To Dr. V.S Ramachandran, all consciousness including the Atman are endemic within the brain. Dr. Jill Bolte Taylor, a neuroanatomist was able to experience her own stroke on the left side of her brain that controlled speech and logical thinking, which enable her to describe the slow process of her right side of her brain taking over her consciousness. Her story revealed, when the left side of her brain disappeared, she fell into an expansive feeling of limitless that could be described as a type of nirvana. Science and Vedanta philosophy would disagree as to where this type of consciousness emerges from but they would both agree it does exist. The creation of the "I AM" is needed for the survival of our body, but there is a transcendental connection to the implicate order which points towards this deeper mystery of consciousness.



This profound duality that exist between the left and right brain reveals this thin line between our ego and how the meaning of the objects that surrounds us that at times appear so solid can be so flexible. This was seen when Dr Jill Bolte experienced perceiving her body expanding beyond its limits without the input from the left side of her brain. In the Vedanta Advaita philosopy Dr. Stephen Wolinsky explains this paradox in the video below.

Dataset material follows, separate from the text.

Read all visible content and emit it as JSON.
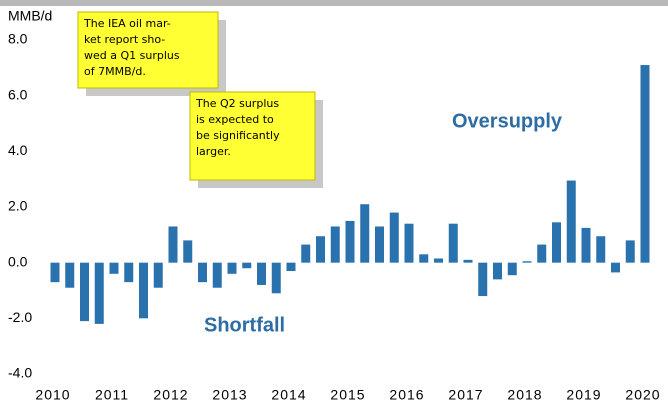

"Before the world was, consciousness was. In consciousness it comes to being. In consciousness, it last and into pure consciousness, it dissolves. At the root of everything, is the feeling of "I AM". The state of mind "there is a world" is secondary, for to be, I do not need a world, the world needs me." - Sri Nisagadatta
Here the master’s body does not collapse the wave-function (archetype) by emotion and releases his mind from the projections of our desires, this allows the consciousness of the "I AM" to flow in and out of the holomovement (holographic interference pattern). This occurs because the holomovement "just is", it has no intrinsic nature within itself other than uncertainty and acts as a vehicle for the holographic information. Once the holomovement is experienced the duality between the Atman and the Brahman is dissolved.